The video below gives an overview of what it does.
My brother is the design expert and he's tried them all and he swears by this piece of software and won't use anything else.
The Pros and Cons of Starting a Lawn Care Business
As with any business, there are upsides and downsides. I'm going to make the assumption that you've got at least some experience cutting lawns and gardening, even if it's just your own! So let's look at some of the pros and cons of lawn care businesses.
- You get to work outside all day – this could be considered a pro if it's spring/summer or you live in a warm climate. For those in colder environments and in winter, this could possibly be a con.
- Highly Scaleable – as we looked at earlier, you can sell many different services once you have a client on board by simply doing a good job and waiting until something obvious is needed, then make the offer.
- Repeat business – people don't change lawn companies once they've found someone who turns up on time and does a good job. They are simply looking to save time and as long as you give them that…you're golden.

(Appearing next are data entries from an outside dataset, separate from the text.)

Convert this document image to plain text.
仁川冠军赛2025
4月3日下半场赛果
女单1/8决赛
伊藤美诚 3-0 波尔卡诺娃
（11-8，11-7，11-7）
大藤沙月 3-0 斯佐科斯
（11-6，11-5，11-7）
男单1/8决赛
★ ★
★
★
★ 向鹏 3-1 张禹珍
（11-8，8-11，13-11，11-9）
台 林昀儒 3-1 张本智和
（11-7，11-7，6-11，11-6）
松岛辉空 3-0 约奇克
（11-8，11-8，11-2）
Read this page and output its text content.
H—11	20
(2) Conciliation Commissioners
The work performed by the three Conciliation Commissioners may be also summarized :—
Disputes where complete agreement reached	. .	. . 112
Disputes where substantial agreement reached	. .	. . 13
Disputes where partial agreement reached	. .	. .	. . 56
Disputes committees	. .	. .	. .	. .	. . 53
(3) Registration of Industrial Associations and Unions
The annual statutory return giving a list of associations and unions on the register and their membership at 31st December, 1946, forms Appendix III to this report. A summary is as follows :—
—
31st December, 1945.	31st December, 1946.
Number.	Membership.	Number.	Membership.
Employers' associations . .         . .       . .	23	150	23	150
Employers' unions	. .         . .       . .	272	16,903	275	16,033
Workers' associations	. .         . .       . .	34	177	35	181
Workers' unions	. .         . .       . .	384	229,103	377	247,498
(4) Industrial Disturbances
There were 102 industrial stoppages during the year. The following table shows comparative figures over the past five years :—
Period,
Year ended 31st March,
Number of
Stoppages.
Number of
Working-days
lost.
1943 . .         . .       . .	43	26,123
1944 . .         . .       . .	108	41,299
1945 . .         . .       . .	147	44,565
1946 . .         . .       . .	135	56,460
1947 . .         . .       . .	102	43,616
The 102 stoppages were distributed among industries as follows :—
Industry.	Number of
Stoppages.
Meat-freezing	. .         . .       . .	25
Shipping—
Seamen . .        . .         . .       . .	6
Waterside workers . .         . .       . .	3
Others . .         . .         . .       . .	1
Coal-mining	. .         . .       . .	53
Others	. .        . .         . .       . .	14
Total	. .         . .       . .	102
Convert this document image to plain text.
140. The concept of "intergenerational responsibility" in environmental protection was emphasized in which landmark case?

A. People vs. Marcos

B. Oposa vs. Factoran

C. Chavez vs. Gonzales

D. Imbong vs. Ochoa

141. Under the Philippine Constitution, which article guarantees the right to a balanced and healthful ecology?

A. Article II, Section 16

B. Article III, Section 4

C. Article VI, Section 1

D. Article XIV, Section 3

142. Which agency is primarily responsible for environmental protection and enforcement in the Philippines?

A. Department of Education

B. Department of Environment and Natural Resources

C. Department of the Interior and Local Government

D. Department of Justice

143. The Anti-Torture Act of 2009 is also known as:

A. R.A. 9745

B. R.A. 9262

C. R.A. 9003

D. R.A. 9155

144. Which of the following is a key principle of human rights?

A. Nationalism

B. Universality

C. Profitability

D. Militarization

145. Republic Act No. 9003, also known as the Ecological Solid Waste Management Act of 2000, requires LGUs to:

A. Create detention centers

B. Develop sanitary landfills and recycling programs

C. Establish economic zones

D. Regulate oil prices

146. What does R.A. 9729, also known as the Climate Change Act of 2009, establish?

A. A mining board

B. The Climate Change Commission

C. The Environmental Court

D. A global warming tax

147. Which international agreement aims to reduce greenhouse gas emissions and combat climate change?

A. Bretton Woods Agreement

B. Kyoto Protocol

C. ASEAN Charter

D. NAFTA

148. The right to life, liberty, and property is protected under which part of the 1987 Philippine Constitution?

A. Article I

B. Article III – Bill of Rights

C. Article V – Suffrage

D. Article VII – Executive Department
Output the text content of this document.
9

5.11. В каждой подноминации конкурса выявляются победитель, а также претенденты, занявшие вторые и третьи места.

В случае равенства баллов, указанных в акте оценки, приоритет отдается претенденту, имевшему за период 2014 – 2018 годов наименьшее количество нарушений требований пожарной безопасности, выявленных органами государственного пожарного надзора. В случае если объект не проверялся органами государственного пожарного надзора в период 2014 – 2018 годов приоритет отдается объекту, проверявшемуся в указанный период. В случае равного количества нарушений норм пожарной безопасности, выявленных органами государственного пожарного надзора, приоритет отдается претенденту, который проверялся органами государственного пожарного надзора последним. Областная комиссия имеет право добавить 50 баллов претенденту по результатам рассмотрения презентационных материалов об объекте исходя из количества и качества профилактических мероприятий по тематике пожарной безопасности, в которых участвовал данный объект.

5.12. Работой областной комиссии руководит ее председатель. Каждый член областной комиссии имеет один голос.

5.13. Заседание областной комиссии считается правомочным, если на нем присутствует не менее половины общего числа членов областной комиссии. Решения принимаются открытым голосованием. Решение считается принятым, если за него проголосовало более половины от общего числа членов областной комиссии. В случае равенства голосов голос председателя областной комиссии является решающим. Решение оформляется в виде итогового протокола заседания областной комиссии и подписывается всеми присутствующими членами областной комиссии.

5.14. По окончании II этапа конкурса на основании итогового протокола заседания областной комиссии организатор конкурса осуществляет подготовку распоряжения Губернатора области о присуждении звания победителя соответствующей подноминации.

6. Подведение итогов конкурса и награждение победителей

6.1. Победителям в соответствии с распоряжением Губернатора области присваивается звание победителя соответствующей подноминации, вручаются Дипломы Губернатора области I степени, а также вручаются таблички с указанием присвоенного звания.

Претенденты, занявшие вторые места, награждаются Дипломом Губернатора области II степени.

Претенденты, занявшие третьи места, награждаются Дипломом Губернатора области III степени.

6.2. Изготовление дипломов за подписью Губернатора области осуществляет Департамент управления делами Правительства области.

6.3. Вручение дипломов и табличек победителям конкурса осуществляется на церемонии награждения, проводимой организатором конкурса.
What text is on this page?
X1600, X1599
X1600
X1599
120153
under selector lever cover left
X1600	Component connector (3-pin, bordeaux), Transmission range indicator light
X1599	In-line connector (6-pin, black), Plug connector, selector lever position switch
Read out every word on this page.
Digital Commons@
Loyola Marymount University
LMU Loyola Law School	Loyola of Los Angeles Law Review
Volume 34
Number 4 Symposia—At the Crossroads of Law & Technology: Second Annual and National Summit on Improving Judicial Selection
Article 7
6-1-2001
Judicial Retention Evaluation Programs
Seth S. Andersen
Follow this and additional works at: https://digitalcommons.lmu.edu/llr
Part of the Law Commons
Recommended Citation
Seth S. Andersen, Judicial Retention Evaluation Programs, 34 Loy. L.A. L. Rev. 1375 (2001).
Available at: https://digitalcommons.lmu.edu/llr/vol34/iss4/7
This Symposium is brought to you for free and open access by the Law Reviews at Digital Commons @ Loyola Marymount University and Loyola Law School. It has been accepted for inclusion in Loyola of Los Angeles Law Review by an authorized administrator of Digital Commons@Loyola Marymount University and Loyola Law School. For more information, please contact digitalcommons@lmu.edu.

- Employees – you can hire entry-level employees to do lower-level tasks whilst you train them up. This means you can pay lower wages initially to scale your business.
- Seasonal – If you already have a job or business, you can always offer your lawn care services during the spring and summer months.
- Seasonal – We've got ‘seasonal' twice on purpose. The fact that when winter comes grass grows more slowly and there will be fewer lawns to cut. Which is when you offer you ‘other' services.
- Expensive tools – A high-end lawnmower will set you back a few thousand, especially if you opt for a ride-on mower. Rakes, leaf blowers, etc will also set you back a few hundred, so having enough start-up capital is a must.
- Competition – Since a lawn care business is fairly simple to get started, there may be competition in your area. I suggest you hire the competition, see what they do and how they work and make your service better.
Starting A Lawn Care Business FAQ's
Do you need a license to start a lawn care business?
If you're just mowing lawns in your local area, most municipalities will not require you to have a permit. However, you should always check with your local or state authority to ensure you have the latest rules. If starting as a business (LLC) then most likely you will need a permit and related business license in order to start trading.
How much does it cost to start this business?
Business startup costs can vary depending on the tools you choose and if you set up a business entity or not. You should budget from a minimum of $2,000 up to $7,500 that should be enough to get the basics in place.
How much does a typical lawn service owner make?
Typically, lawn care businesses make anywhere from $50,000 to $75,000 in their first year. Pricing your services and not underselling yourself is important and a mistake many new business owners make.